I awoke at 3am after preparing everything I’d need for race day the night before. Hopped on my bike and, ringing my bell furiously all the way to scare of bears and deer, headed for downtown Missoula to pick up the shuttle to the race start on Blue Mountain. I arrived as early as I could handle, with about 45 minutes to sit around and wait for the race start. I practiced my race pace a bit. Used the port-a-potties numerous times (I always freak out that I’ll have to go in the middle of the race and end up waiting in some port-a-potty line while minutes tick by and my pace goes down the tubes).

Finally it was time to go. The race organizers forgot the “READY, SET, GO!” and the cannon went BOOM and we went off. The first 5 miles or so are pretty much all downhill, with very slight inclines between the downhill portions. Thanks to the downhill, up until mile 9 I was (AMAZINGLY) set to finish in almost exactly 2 hours. That would have been about a 9:53 mile pace, and I was going faster then that. Then, the prior day’s 5k started to wear on me. I could feel my left hamstring making the old familiar “I’m unhappy” twinges.

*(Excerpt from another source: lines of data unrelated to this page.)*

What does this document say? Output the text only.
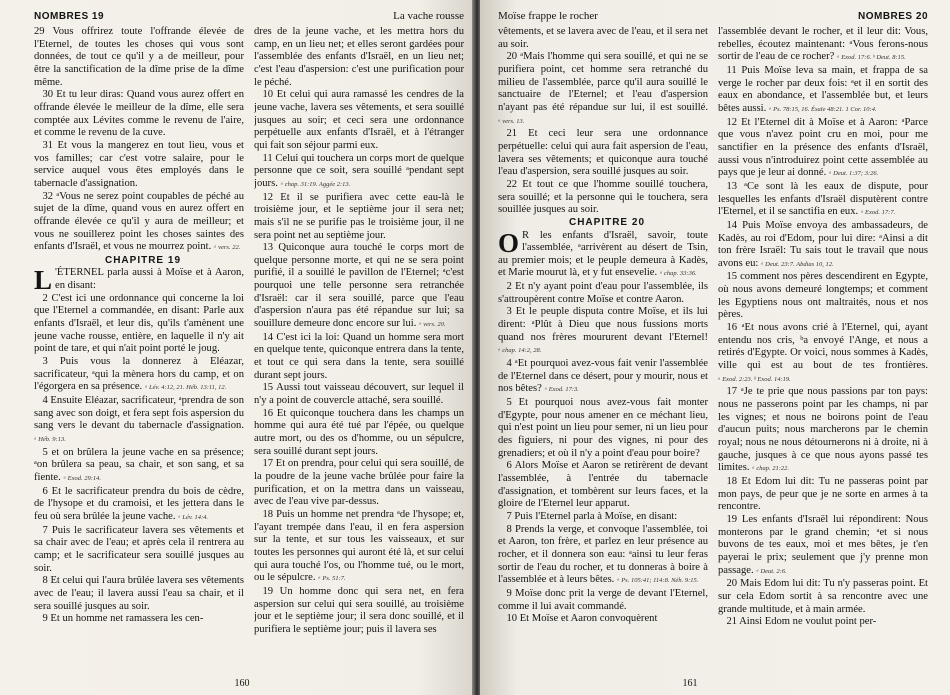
NOMBRES 19	La vache rousse

29 Vous offrirez toute l'offrande élevée de l'Eternel, de toutes les choses qui vous sont données, de tout ce qu'il y a de meilleur, pour être la sanctification de la dîme prise de la dîme même.

30 Et tu leur diras: Quand vous aurez offert en offrande élevée le meilleur de la dîme, elle sera comptée aux Lévites comme le revenu de l'aire, et comme le revenu de la cuve.

31 Et vous la mangerez en tout lieu, vous et vos familles; car c'est votre salaire, pour le service auquel vous êtes employés dans le tabernacle d'assignation.

32 ᵃVous ne serez point coupables de péché au sujet de la dîme, quand vous en aurez offert en offrande élevée ce qu'il y aura de meilleur; et vous ne souillerez point les choses saintes des enfants d'Israël, et vous ne mourrez point. ᵃ vers. 22.

CHAPITRE 19

L 'ÉTERNEL parla aussi à Moïse et à Aaron, en disant:

2 C'est ici une ordonnance qui concerne la loi que l'Eternel a commandée, en disant: Parle aux enfants d'Israël, et leur dis, qu'ils t'amènent une jeune vache rousse, entière, en laquelle il n'y ait point de tare, et qui n'ait point porté le joug.

3 Puis vous la donnerez à Eléazar, sacrificateur, ᵃqui la mènera hors du camp, et on l'égorgera en sa présence. ᵃ Lév. 4:12, 21. Héb. 13:11, 12.

4 Ensuite Eléazar, sacrificateur, ᵃprendra de son sang avec son doigt, et fera sept fois aspersion du sang vers le devant du tabernacle d'assignation. ᵃ Héb. 9:13.

5 et on brûlera la jeune vache en sa présence; ᵃon brûlera sa peau, sa chair, et son sang, et sa fiente. ᵃ Exod. 29:14.

6 Et le sacrificateur prendra du bois de cèdre, de l'hysope et du cramoisi, et les jettera dans le feu où sera brûlée la jeune vache. ᵃ Lév. 14:4.

7 Puis le sacrificateur lavera ses vêtements et sa chair avec de l'eau; et après cela il rentrera au camp; et le sacrificateur sera souillé jusques au soir.

8 Et celui qui l'aura brûlée lavera ses vêtements avec de l'eau; il lavera aussi l'eau sa chair, et il sera souillé jusques au soir.

9 Et un homme net ramassera les cen-

dres de la jeune vache, et les mettra hors du camp, en un lieu net; et elles seront gardées pour l'assemblée des enfants d'Israël, en un lieu net; c'est l'eau d'aspersion: c'est une purification pour le péché.

10 Et celui qui aura ramassé les cendres de la jeune vache, lavera ses vêtements, et sera souillé jusques au soir; et ceci sera une ordonnance perpétuelle aux enfants d'Israël, et à l'étranger qui fait son séjour parmi eux.

11 Celui qui touchera un corps mort de quelque personne que ce soit, sera souillé ᵃpendant sept jours. ᵃ chap. 31:19. Aggée 2:13.

12 Et il se purifiera avec cette eau-là le troisième jour, et le septième jour il sera net; mais s'il ne se purifie pas le troisième jour, il ne sera point net au septième jour.

13 Quiconque aura touché le corps mort de quelque personne morte, et qui ne se sera point purifié, il a souillé le pavillon de l'Eternel; ᵃc'est pourquoi une telle personne sera retranchée d'Israël: car il sera souillé, parce que l'eau d'aspersion n'aura pas été répandue sur lui; sa souillure demeure donc encore sur lui. ᵃ vers. 20.

14 C'est ici la loi: Quand un homme sera mort en quelque tente, quiconque entrera dans la tente, et tout ce qui sera dans la tente, sera souillé durant sept jours.

15 Aussi tout vaisseau découvert, sur lequel il n'y a point de couvercle attaché, sera souillé.

16 Et quiconque touchera dans les champs un homme qui aura été tué par l'épée, ou quelque autre mort, ou des os d'homme, ou un sépulcre, sera souillé durant sept jours.

17 Et on prendra, pour celui qui sera souillé, de la poudre de la jeune vache brûlée pour faire la purification, et on la mettra dans un vaisseau, avec de l'eau vive par-dessus.

18 Puis un homme net prendra ᵃde l'hysope; et, l'ayant trempée dans l'eau, il en fera aspersion sur la tente, et sur tous les vaisseaux, et sur toutes les personnes qui auront été là, et sur celui qui aura touché l'os, ou l'homme tué, ou le mort, ou le sépulcre. ᵃ Ps. 51:7.

19 Un homme donc qui sera net, en fera aspersion sur celui qui sera souillé, au troisième jour et le septième jour; il sera donc souillé, et il purifiera le septième jour; puis il lavera ses

160
Moïse frappe le rocher	NOMBRES 20

vêtements, et se lavera avec de l'eau, et il sera net au soir.

20 ᵃMais l'homme qui sera souillé, et qui ne se purifiera point, cet homme sera retranché du milieu de l'assemblée, parce qu'il aura souillé le sanctuaire de l'Eternel; et l'eau d'aspersion n'ayant pas été répandue sur lui, il est souillé. ᵃ vers. 13.

21 Et ceci leur sera une ordonnance perpétuelle: celui qui aura fait aspersion de l'eau, lavera ses vêtements; et quiconque aura touché l'eau d'aspersion, sera souillé jusques au soir.

22 Et tout ce que l'homme souillé touchera, sera souillé; et la personne qui le touchera, sera souillée jusques au soir.

CHAPITRE 20

O R les enfants d'Israël, savoir, toute l'assemblée, ᵃarrivèrent au désert de Tsin, au premier mois; et le peuple demeura à Kadès, et Marie mourut là, et y fut ensevelie. ᵃ chap. 33:36.

2 Et n'y ayant point d'eau pour l'assemblée, ils s'attroupèrent contre Moïse et contre Aaron.

3 Et le peuple disputa contre Moïse, et ils lui dirent: ᵃPlût à Dieu que nous fussions morts quand nos frères moururent devant l'Eternel! ᵃ chap. 14:2, 28.

4 ᵃEt pourquoi avez-vous fait venir l'assemblée de l'Eternel dans ce désert, pour y mourir, nous et nos bêtes? ᵃ Exod. 17:3.

5 Et pourquoi nous avez-vous fait monter d'Egypte, pour nous amener en ce méchant lieu, qui n'est point un lieu pour semer, ni un lieu pour des figuiers, ni pour des vignes, ni pour des grenadiers; et où il n'y a point d'eau pour boire?

6 Alors Moïse et Aaron se retirèrent de devant l'assemblée, à l'entrée du tabernacle d'assignation, et tombèrent sur leurs faces, et la gloire de l'Eternel leur apparut.

7 Puis l'Eternel parla à Moïse, en disant:

8 Prends la verge, et convoque l'assemblée, toi et Aaron, ton frère, et parlez en leur présence au rocher, et il donnera son eau: ᵃainsi tu leur feras sortir de l'eau du rocher, et tu donneras à boire à l'assemblée et à leurs bêtes. ᵃ Ps. 105:41; 114:8. Néh. 9:15.

9 Moïse donc prit la verge de devant l'Eternel, comme il lui avait commandé.

10 Et Moïse et Aaron convoquèrent

l'assemblée devant le rocher, et il leur dit: Vous, rebelles, écoutez maintenant: ᵃVous ferons-nous sortir de l'eau de ce rocher? ᵃ Exod. 17:6. ᵇ Deut. 8:15.

11 Puis Moïse leva sa main, et frappa de sa verge le rocher par deux fois: ᵃet il en sortit des eaux en abondance, et l'assemblée but, et leurs bêtes aussi. ᵃ Ps. 78:15, 16. Ésaïe 48:21. 1 Cor. 10:4.

12 Et l'Eternel dit à Moïse et à Aaron: ᵃParce que vous n'avez point cru en moi, pour me sanctifier en la présence des enfants d'Israël, aussi vous n'introduirez point cette assemblée au pays que je leur ai donné. ᵃ Deut. 1:37; 3:26.

13 ᵃCe sont là les eaux de dispute, pour lesquelles les enfants d'Israël disputèrent contre l'Eternel, et il se sanctifia en eux. ᵃ Exod. 17:7.

14 Puis Moïse envoya des ambassadeurs, de Kadès, au roi d'Edom, pour lui dire: ᵃAinsi a dit ton frère Israël: Tu sais tout le travail que nous avons eu: ᵃ Deut. 23:7. Abdias 10, 12.

15 comment nos pères descendirent en Egypte, où nous avons demeuré longtemps; et comment les Egyptiens nous ont maltraités, nous et nos pères.

16 ᵃEt nous avons crié à l'Eternel, qui, ayant entendu nos cris, ᵇa envoyé l'Ange, et nous a retirés d'Egypte. Or voici, nous sommes à Kadès, ville qui est au bout de tes frontières. ᵃ Exod. 2:23. ᵇ Exod. 14:19.

17 ᵃJe te prie que nous passions par ton pays: nous ne passerons point par les champs, ni par les vignes; et nous ne boirons point de l'eau d'aucun puits; nous marcherons par le chemin royal; nous ne nous détournerons ni à droite, ni à gauche, jusques à ce que nous ayons passé tes limites. ᵃ chap. 21:22.

18 Et Edom lui dit: Tu ne passeras point par mon pays, de peur que je ne sorte en armes à ta rencontre.

19 Les enfants d'Israël lui répondirent: Nous monterons par le grand chemin; ᵃet si nous buvons de tes eaux, moi et mes bêtes, je t'en payerai le prix; seulement que j'y prenne mon passage. ᵃ Deut. 2:6.

20 Mais Edom lui dit: Tu n'y passeras point. Et sur cela Edom sortit à sa rencontre avec une grande multitude, et à main armée.

21 Ainsi Edom ne voulut point per-

161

But I dug deep and decided to focus on my pace and cadence and stick to my plan–walk all the aid stations. My pace slowed a bit, but I finished exactly as I had planned. I was shooting for somewhere between 2:10 and 2:20, and I finished in 2:12:28 with a 10:07 race pace. And because I laid back a little bit at the end, I finished the race with plenty left in the gas tank.

I usually sprint the last half mile to mile, full out at a 5:15 or less mile pace. But for some reason, maybe because I didn’t realize it was about to be over, I didn’t get my sprint into gear until the last quarter mile. It’s okay though, no regrets, a great race, a great time had, and I feel super strong from it.

After a couple of days recovery I’m back into training and getting ready for the next race and the road to marathon success. Next up is the Idaho Falls Half Marathon in two weeks, where I’m hoping to PR and sub 2 hour thanks to a super fast course (straight downhill for 6 miles then perfectly flat for the rest…are you kidding?!). Then I’ll continue increasing my mileage as I prep for the Two Bear Marathon. I am considering, and it will depend on other vacation plans, doing the Pocatella Marathon a few weeks before the Two Bear as a training run. Two Bear is going to be so brutal, Pocatella might be a good prep for all that elevation gain… but we shall see.

That’s all for now. My stats weren’t anything to report about, I was basically at the beginning of the middle of the pack, at the end of the first 1/3 of all the finishers. I’m happy with that.